24 Maret 2024

MINGGU PALMA


Perarakan melambangkan kemuliaan surgawi
ke sanalah  kesengsaraan membimbing kita
Pembacaan dari khotbah I St. Bernardus tentang Minggu Palma

 

Bukan tanpa alasan bahwa Gereja, yang mempunyai Roh Tuhan, sebagai Pengantin dan Tuhannya, hari ini telah menyatukan secara istimewa sengsara dengan perarakan meriah Minggu Palma, agar dengan cara demikian perarakan membawa kegembiraan dan sengsara membawa ratap tangis.  Marilah kita melihat apakah maksud  dari kesatuan yang  penuh misteri itu.

Pertama-tama apa yang diajarkan kepada manusia bagaimana semua kegembiraan hidup ini berakhir dalam ratap tangis kesedihan.  Karena itu Tuhan, yang selama hidup-Nya di dunia mewartakan ajaran-Nya tidak hanya dengan kata-kata tetapi juga dengan teladan mau menunjukkan kepada kita apa yang dikatakan oleh nabi Yesaya: “Setiap manusia itu seperti rumput dan segala kemuliaannya seperti bunga di ladang.”  Oleh karena itu Yesus juga mau ditinggikan dengan perarakan mulia, sebab Dia mengetahui bahwa hari kesengsaraan-Nya sudah mendekat.  Siapakah yang masih dapat percaya kepada kemuliaan duniawi yang tidak pasti ini, jika melihat Tuhan, yang tanpa noda, Dia yang adalah Pencipta waktu dan alam semesta, sesudah dimuliakan, kemudian direndahkan secara hebat?

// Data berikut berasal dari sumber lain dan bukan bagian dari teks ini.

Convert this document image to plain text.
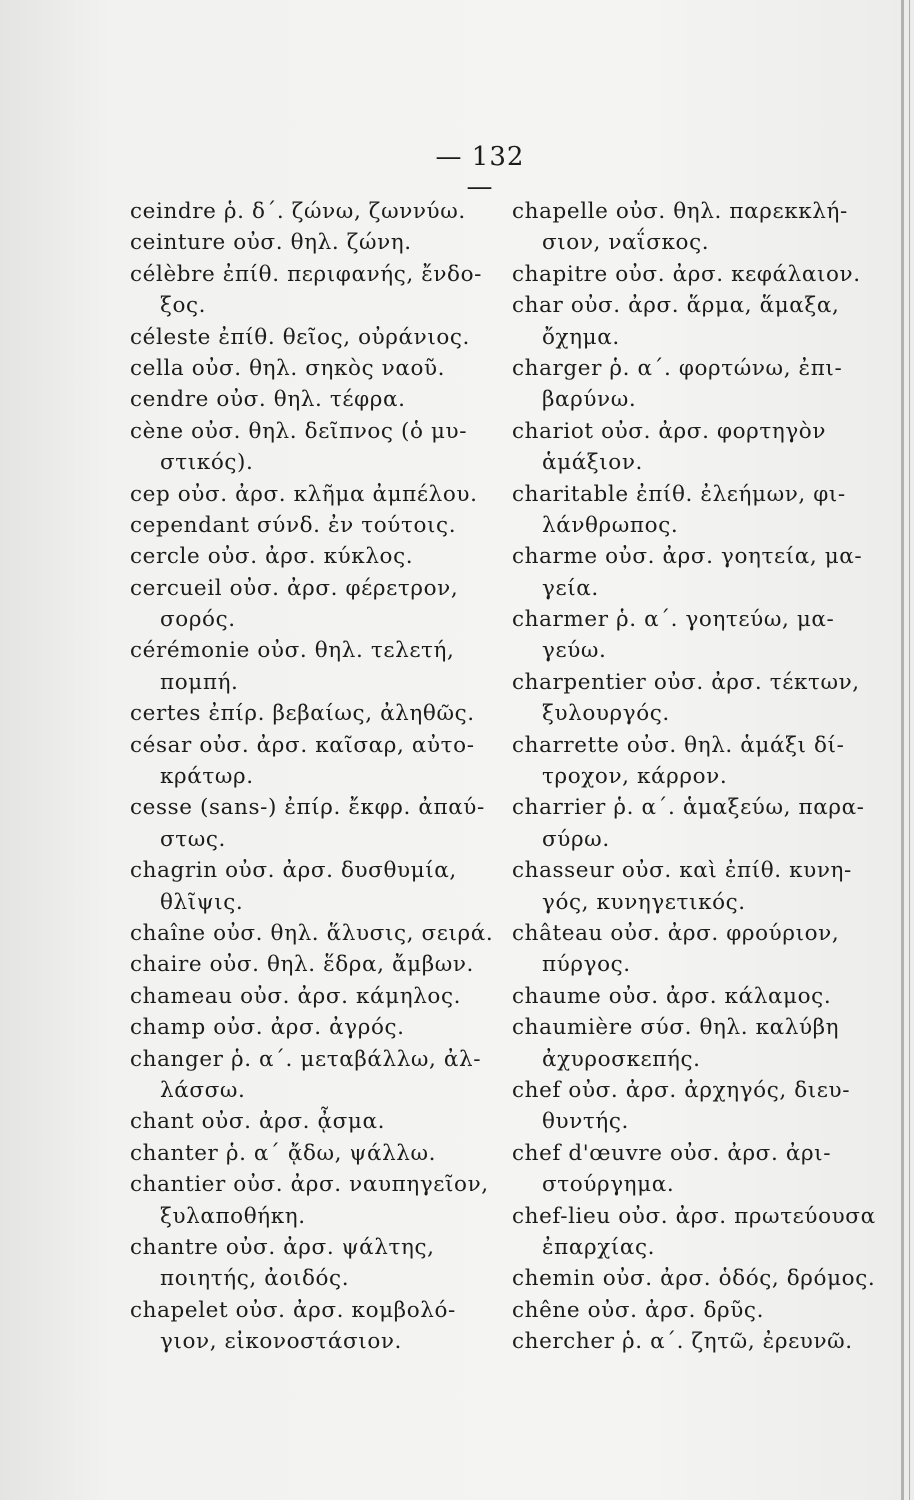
— 132 —
ceindre ῥ. δ΄. ζώνω, ζωννύω.
ceinture οὐσ. θηλ. ζώνη.
célèbre ἐπίθ. περιφανής, ἔνδο-
ξος.
céleste ἐπίθ. θεῖος, οὐράνιος.
cella οὐσ. θηλ. σηκὸς ναοῦ.
cendre οὐσ. θηλ. τέφρα.
cène οὐσ. θηλ. δεῖπνος (ὁ μυ-
στικός).
cep οὐσ. ἀρσ. κλῆμα ἀμπέλου.
cependant σύνδ. ἐν τούτοις.
cercle οὐσ. ἀρσ. κύκλος.
cercueil οὐσ. ἀρσ. φέρετρον,
σορός.
cérémonie οὐσ. θηλ. τελετή,
πομπή.
certes ἐπίρ. βεβαίως, ἀληθῶς.
césar οὐσ. ἀρσ. καῖσαρ, αὐτο-
κράτωρ.
cesse (sans-) ἐπίρ. ἔκφρ. ἀπαύ-
στως.
chagrin οὐσ. ἀρσ. δυσθυμία,
θλῖψις.
chaîne οὐσ. θηλ. ἅλυσις, σειρά.
chaire οὐσ. θηλ. ἕδρα, ἄμβων.
chameau οὐσ. ἀρσ. κάμηλος.
champ οὐσ. ἀρσ. ἀγρός.
changer ῥ. α΄. μεταβάλλω, ἀλ-
λάσσω.
chant οὐσ. ἀρσ. ᾆσμα.
chanter ῥ. α΄ ᾄδω, ψάλλω.
chantier οὐσ. ἀρσ. ναυπηγεῖον,
ξυλαποθήκη.
chantre οὐσ. ἀρσ. ψάλτης,
ποιητής, ἀοιδός.
chapelet οὐσ. ἀρσ. κομβολό-
γιον, εἰκονοστάσιον.
chapelle οὐσ. θηλ. παρεκκλή-
σιον, ναΐσκος.
chapitre οὐσ. ἀρσ. κεφάλαιον.
char οὐσ. ἀρσ. ἅρμα, ἅμαξα,
ὄχημα.
charger ῥ. α΄. φορτώνω, ἐπι-
βαρύνω.
chariot οὐσ. ἀρσ. φορτηγὸν
ἁμάξιον.
charitable ἐπίθ. ἐλεήμων, φι-
λάνθρωπος.
charme οὐσ. ἀρσ. γοητεία, μα-
γεία.
charmer ῥ. α΄. γοητεύω, μα-
γεύω.
charpentier οὐσ. ἀρσ. τέκτων,
ξυλουργός.
charrette οὐσ. θηλ. ἁμάξι δί-
τροχον, κάρρον.
charrier ῥ. α΄. ἁμαξεύω, παρα-
σύρω.
chasseur οὐσ. καὶ ἐπίθ. κυνη-
γός, κυνηγετικός.
château οὐσ. ἀρσ. φρούριον,
πύργος.
chaume οὐσ. ἀρσ. κάλαμος.
chaumière σύσ. θηλ. καλύβη
ἀχυροσκεπής.
chef οὐσ. ἀρσ. ἀρχηγός, διευ-
θυντής.
chef d'œuvre οὐσ. ἀρσ. ἀρι-
στούργημα.
chef-lieu οὐσ. ἀρσ. πρωτεύουσα
ἐπαρχίας.
chemin οὐσ. ἀρσ. ὁδός, δρόμος.
chêne οὐσ. ἀρσ. δρῦς.
chercher ῥ. α΄. ζητῶ, ἐρευνῶ.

Tuhan Yesus hari ini dimuliakan dengan perarakan meriah dan dengan penghormatan sebagai seorang Raja dan sedikit waktu kemudian Ia diajukan ke pengadilan disertai dengan caci-maki, hinaan, siksaan dan dimasukkan dalam hitungan para penjahat.  Semua itu terjadi di dalam kota yang sama, dan oleh bangsanya sendiri.  Begitu berakhirlah kegembiraan yang sementara, buah dari kemuliaan fana.  Itulah sebabnya nabi meminta supaya dapat menyanyikan kepada Tuhan kemuliaan-Nya dan agar tidak menjadi kecil hati oleh beban derita, artinya ia memohon agar dapat menghayati perarakan  tanpa disusul sengsara.

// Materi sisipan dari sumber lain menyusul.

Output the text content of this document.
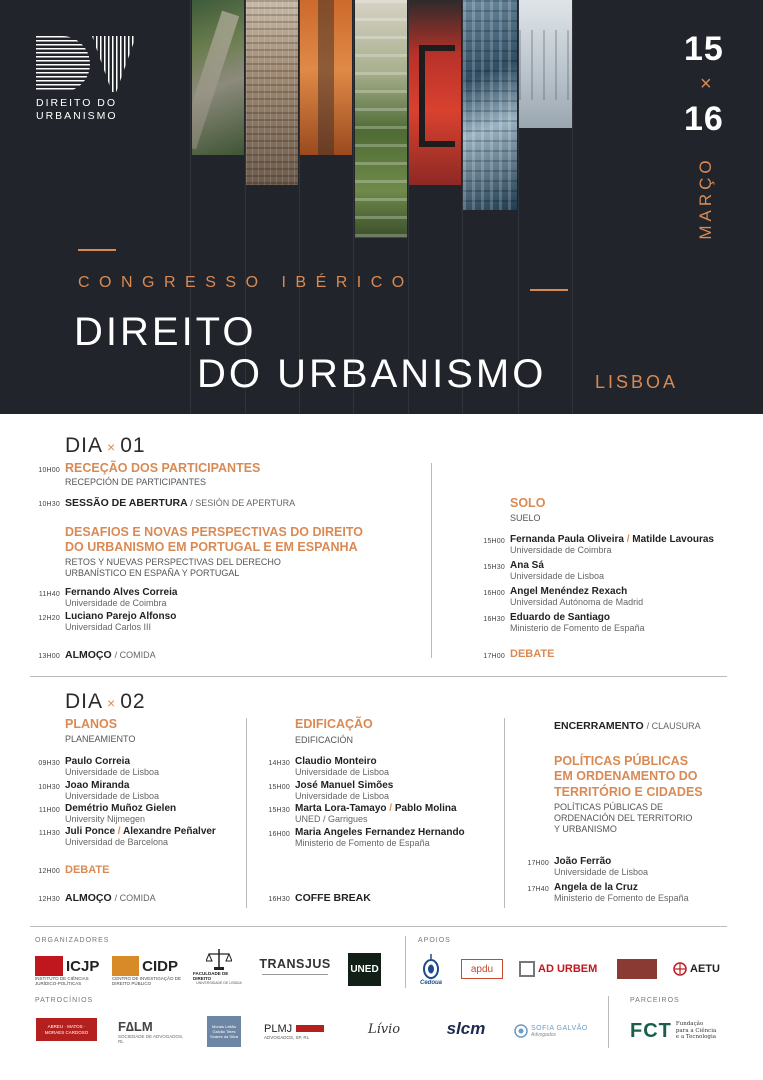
DIREITO DO
URBANISMO
15
×
16
MARÇO
CONGRESSO IBÉRICO
DIREITO
DO URBANISMO	LISBOA
DIA × 01
10H00 RECEÇÃO DOS PARTICIPANTES
RECEPCIÓN DE PARTICIPANTES
10H30 SESSÃO DE ABERTURA / SESIÓN DE APERTURA
DESAFIOS E NOVAS PERSPECTIVAS DO DIREITO
DO URBANISMO EM PORTUGAL E EM ESPANHA
RETOS Y NUEVAS PERSPECTIVAS DEL DERECHO
URBANÍSTICO EN ESPAÑA Y PORTUGAL
11H40 Fernando Alves Correia
Universidade de Coimbra
12H20 Luciano Parejo Alfonso
Universidad Carlos III
13H00 ALMOÇO / COMIDA
SOLO
SUELO
15H00 Fernanda Paula Oliveira / Matilde Lavouras
Universidade de Coimbra
15H30 Ana Sá
Universidade de Lisboa
16H00 Angel Menéndez Rexach
Universidad Autónoma de Madrid
16H30 Eduardo de Santiago
Ministerio de Fomento de España
17H00 DEBATE
DIA × 02
PLANOS
PLANEAMIENTO
09H30 Paulo Correia
Universidade de Lisboa
10H30 Joao Miranda
Universidade de Lisboa
11H00 Demétrio Muñoz Gielen
University Nijmegen
11H30 Juli Ponce / Alexandre Peñalver
Universidad de Barcelona
12H00 DEBATE
12H30 ALMOÇO / COMIDA
EDIFICAÇÃO
EDIFICACIÓN
14H30 Claudio Monteiro
Universidade de Lisboa
15H00 José Manuel Simões
Universidade de Lisboa
15H30 Marta Lora-Tamayo / Pablo Molina
UNED / Garrigues
16H00 Maria Angeles Fernandez Hernando
Ministerio de Fomento de España
16H30 COFFE BREAK
ENCERRAMENTO / CLAUSURA
POLÍTICAS PÚBLICAS
EM ORDENAMENTO DO
TERRITÓRIO E CIDADES
POLÍTICAS PÚBLICAS DE
ORDENACIÓN DEL TERRITORIO
Y URBANISMO
17H00 João Ferrão
Universidade de Lisboa
17H40 Angela de la Cruz
Ministerio de Fomento de España
ORGANIZADORES	APOIOS
ICJP
INSTITUTO DE CIÊNCIAS JURÍDICO-POLÍTICAS
CIDP
CENTRO DE INVESTIGAÇÃO DE DIREITO PÚBLICO
FACULDADE DE DIREITO
UNIVERSIDADE DE LISBOA
TRANSJUS UNED
Cedoua
apdu	AD URBEM	AETU
PATROCÍNIOS	PARCEIROS
ABREU · MATOS · MORAES CARDOSO	F∆LM
SOCIEDADE DE ADVOGADOS, RL
Morais Leitão Galvão Teles Soares da Silva
PLMJ
ADVOGADOS, SP, RL
Lívio	slcm	SOFIA GALVÃO
Advogados	FCT Fundação
para a Ciência
e a Tecnologia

Tetapi bagi kita, yang harus mencari makna rohani bagi kehidupan rohani, perarakan melambangkan kemuliaan surgawi sedangkan sengsara adalah jalan yang menuju kemuliaan itu.  Jika kita, di dalam perarakan itu membayangkan kebahagiaan mendatang sewaktu kita akan bertemu dengan Kristus, selagi Dia masuk dalam Yerusalem surgawi sebagai Kepala diiringi semua anggota-Nya dengan dielu-elukan oleh para bangsa dari Perjanjian Baru dan Lama yang meneriakkan: “Terberkatilah yang datang atas nama Tuhan,” jika kita sungguh mengerti arti dari perarakan itu, kita akan bergegas, untuk belajar bahwa sengsara, sebagai jalan yang harus kita tempuh untuk sampai kepada kemuliaan.

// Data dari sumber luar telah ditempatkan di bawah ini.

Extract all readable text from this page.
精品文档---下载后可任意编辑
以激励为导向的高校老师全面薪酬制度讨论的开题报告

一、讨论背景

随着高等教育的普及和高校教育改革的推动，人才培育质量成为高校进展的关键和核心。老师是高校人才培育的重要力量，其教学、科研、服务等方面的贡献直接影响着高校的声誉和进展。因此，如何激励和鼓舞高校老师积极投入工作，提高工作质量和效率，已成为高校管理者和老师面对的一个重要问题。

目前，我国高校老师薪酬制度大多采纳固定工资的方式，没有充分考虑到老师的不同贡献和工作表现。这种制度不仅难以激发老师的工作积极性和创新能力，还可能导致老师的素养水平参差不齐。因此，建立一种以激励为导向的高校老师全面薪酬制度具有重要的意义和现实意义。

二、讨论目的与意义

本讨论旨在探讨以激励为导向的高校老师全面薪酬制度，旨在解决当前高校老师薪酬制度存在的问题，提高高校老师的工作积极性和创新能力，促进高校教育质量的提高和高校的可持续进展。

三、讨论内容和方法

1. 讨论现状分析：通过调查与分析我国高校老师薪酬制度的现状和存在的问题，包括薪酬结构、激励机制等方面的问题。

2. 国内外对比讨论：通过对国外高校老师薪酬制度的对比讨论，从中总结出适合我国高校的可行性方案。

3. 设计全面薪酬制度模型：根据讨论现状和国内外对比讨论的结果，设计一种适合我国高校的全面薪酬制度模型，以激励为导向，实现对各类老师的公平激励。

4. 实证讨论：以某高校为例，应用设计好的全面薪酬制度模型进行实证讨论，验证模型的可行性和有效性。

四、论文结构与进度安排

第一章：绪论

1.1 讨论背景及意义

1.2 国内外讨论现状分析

Inilah jalan kehidupan, yaitu pencobaan hari ini.  Inilah jalan yang menuju kemuliaan, jalan yang menuju yang menuju ke kota kediaman, jalan yang menuju kerajaan, seperti diserukan oleh penjahat dari atas salib: “Ingatlah aku ya Tuhan, apabila Engkau berada dalam kerajaan-Mu.”